It's predicted to be another summer scorcher today, but at 6 am the 49° cool feels good on my skin. To pedal a bicycle on a narrow dirt trail, as the morning dew on the high grasses brushes my calves and gurgling creeks flow under the shadowy, crystal yet moist morning air is, in a sense, perfection. Ever since making the transition back to the 12-year old orange single speed, I've been feeling more at one with the whole biking process. It's just…you go where you look, hills feel a little shorter, the narrow feels more manageable. But that's not really the point. To be out in it, the green yes, but more interesting to me is the red, blue and yellow of the myriad of Rocky Mountain wildflowers dotting the meadows that fill in the spaces between the pine and aspen groves. And then there is the lake. A mountain lake in the early day, before anybody is up, as the duck family lazily wanders it's shore line, and the hanging anticipation of some sound that is truly wild, be it a lake bird or a moose or a coyote, is one of the finest places in the world.

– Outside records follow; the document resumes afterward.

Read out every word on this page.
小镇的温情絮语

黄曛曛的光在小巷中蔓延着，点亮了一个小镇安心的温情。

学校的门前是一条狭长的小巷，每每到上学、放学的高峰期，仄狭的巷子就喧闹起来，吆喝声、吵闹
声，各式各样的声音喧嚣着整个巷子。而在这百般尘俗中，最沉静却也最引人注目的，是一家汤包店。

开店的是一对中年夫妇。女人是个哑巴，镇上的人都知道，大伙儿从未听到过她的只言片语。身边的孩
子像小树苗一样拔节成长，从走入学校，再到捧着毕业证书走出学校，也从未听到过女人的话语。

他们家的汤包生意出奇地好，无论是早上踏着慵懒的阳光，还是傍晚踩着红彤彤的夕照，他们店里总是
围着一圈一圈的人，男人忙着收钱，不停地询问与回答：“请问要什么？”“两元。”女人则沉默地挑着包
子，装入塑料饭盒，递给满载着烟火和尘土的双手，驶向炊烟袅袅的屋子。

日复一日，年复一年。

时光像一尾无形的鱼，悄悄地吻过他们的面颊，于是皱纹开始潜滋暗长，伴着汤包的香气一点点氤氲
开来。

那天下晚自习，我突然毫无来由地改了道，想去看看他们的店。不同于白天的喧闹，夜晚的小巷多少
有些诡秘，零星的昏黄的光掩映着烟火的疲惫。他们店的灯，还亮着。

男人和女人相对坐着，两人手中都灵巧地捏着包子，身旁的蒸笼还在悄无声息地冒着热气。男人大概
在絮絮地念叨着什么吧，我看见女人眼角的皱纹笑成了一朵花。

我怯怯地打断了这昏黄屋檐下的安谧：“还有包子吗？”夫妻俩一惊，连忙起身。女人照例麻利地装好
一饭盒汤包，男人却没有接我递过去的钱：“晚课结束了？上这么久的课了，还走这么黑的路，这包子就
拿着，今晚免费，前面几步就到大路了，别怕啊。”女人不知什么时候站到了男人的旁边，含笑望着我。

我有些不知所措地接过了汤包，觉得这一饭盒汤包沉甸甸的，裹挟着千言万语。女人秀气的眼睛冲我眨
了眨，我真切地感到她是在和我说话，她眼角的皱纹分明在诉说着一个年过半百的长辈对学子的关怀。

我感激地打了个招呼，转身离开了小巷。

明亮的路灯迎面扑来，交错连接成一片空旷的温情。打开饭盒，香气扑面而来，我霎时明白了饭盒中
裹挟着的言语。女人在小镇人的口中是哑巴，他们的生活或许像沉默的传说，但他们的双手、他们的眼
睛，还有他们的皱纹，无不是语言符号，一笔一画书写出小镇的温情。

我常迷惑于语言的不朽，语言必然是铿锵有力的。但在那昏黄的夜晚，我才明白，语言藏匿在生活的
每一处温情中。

This was my scene on this morning. It gets the brain flowing, but it also makes one contemplate the future. You start to think…how simply could I really live? Is it still possible in this once wild country to find a plot of land, with a good mountain nearby and possibly a lake, and live off the land? Could we grow a garden, learn the proper crops for the locale, and feed ourselves? I'm a decent fisherman, and on NOLS courses was one of the more successful at providing natural food to our group. There are abundant wildflowers to make salads with, to maintain a balanced diet. Is it still possible to find a spruce grove, to fell the trees and peel them, let them cure over the winter, and then build a cabin…not a vaction home…but a home. Nothing huge, maybe 10' x 15'. Find big stones, collect them and build a fireplace to keep us warm on those frozen winter nights and days. But how to survive the winter? Maybe learn to hunt, and, in the most ethical way possible feed ourselves…with a deer or an elk. Not for the sport of it, but for the life providing energy its meat would provide.

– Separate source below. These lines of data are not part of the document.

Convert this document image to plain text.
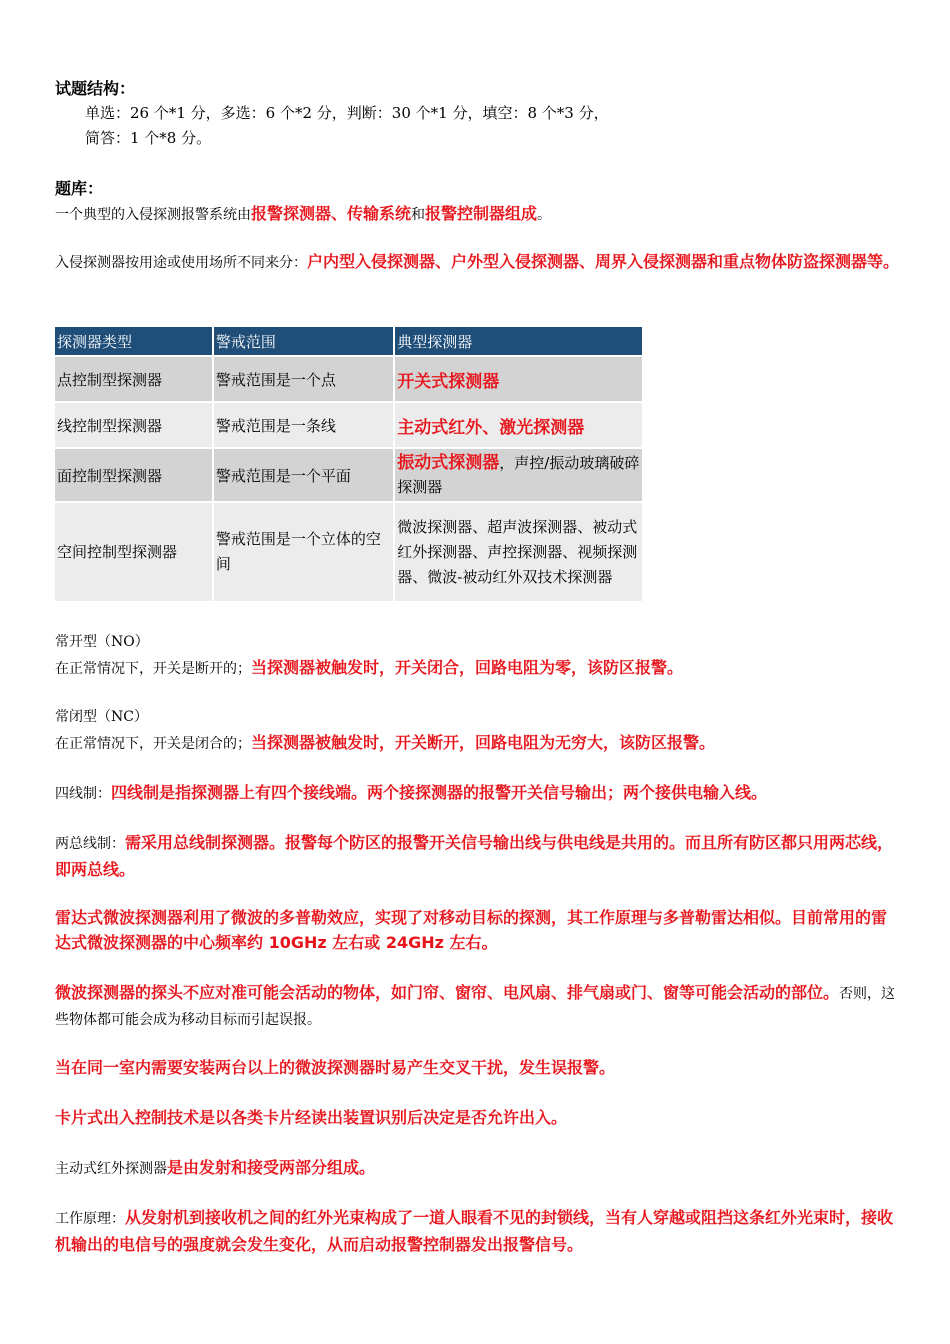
试题结构：
单选：26 个*1 分，多选：6 个*2 分，判断：30 个*1 分，填空：8 个*3 分，
简答：1 个*8 分。
题库：
一个典型的入侵探测报警系统由报警探测器、传输系统和报警控制器组成。
入侵探测器按用途或使用场所不同来分：户内型入侵探测器、户外型入侵探测器、周界入侵探测器和重点物体防盗探测器等。
探测器类型	警戒范围	典型探测器
点控制型探测器	警戒范围是一个点	开关式探测器
线控制型探测器	警戒范围是一条线	主动式红外、激光探测器
面控制型探测器	警戒范围是一个平面	振动式探测器，声控/振动玻璃破碎探测器
空间控制型探测器	警戒范围是一个立体的空间	微波探测器、超声波探测器、被动式红外探测器、声控探测器、视频探测器、微波-被动红外双技术探测器
常开型（NO）
在正常情况下，开关是断开的；当探测器被触发时，开关闭合，回路电阻为零，该防区报警。
常闭型（NC）
在正常情况下，开关是闭合的；当探测器被触发时，开关断开，回路电阻为无穷大，该防区报警。
四线制：四线制是指探测器上有四个接线端。两个接探测器的报警开关信号输出；两个接供电输入线。
两总线制：需采用总线制探测器。报警每个防区的报警开关信号输出线与供电线是共用的。而且所有防区都只用两芯线，即两总线。
雷达式微波探测器利用了微波的多普勒效应，实现了对移动目标的探测，其工作原理与多普勒雷达相似。目前常用的雷达式微波探测器的中心频率约 10GHz 左右或 24GHz 左右。
微波探测器的探头不应对准可能会活动的物体，如门帘、窗帘、电风扇、排气扇或门、窗等可能会活动的部位。否则，这些物体都可能会成为移动目标而引起误报。
当在同一室内需要安装两台以上的微波探测器时易产生交叉干扰，发生误报警。
卡片式出入控制技术是以各类卡片经读出装置识别后决定是否允许出入。
主动式红外探测器是由发射和接受两部分组成。
工作原理：从发射机到接收机之间的红外光束构成了一道人眼看不见的封锁线，当有人穿越或阻挡这条红外光束时，接收机输出的电信号的强度就会发生变化，从而启动报警控制器发出报警信号。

I don't need much. Or I should say, we don't need much. We don't need a ski resort, because we prefer to hike up and ski down. We dislike cities, but we like to create art…be it writing or drawing or painting or what not. People tell me I write well enough, that I take good photos. And I know Elaine writes well enough, and she is an exceptionally talented artist. Perhaps there is a little source of income there. We need each other. That is essential. And eventually, a family, to teach the wonders of the natural world to. And of course, we need to be able to survive – shelter, food, basic clothes.

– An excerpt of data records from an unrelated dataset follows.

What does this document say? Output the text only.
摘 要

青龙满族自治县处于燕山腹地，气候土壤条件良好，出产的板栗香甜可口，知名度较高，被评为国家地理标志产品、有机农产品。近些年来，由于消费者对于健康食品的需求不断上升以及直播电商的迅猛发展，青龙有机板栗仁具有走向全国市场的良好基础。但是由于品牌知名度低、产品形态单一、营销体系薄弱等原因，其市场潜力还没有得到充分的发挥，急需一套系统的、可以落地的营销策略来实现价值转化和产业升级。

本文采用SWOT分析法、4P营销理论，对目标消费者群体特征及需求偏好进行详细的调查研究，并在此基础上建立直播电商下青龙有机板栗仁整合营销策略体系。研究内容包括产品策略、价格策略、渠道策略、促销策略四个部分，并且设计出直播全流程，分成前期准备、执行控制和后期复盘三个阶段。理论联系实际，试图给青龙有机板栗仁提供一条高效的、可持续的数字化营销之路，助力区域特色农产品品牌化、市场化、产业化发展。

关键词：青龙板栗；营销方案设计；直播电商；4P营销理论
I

I love my life now. But then, you think to yourself, over the course of a 24 hour period, what are the times we are absolutely most happy? I think, by and large, it is, together, in the mountains, in beautiful spots. It's not spending money, not fancy meals, not fancy hotels. It's much simpler actually. More research is needed though. They don't teach this kind of thing in schools. To turn a dream into a reality requires, in this case, work and knowledge. Both of which are possible, as are all dreams.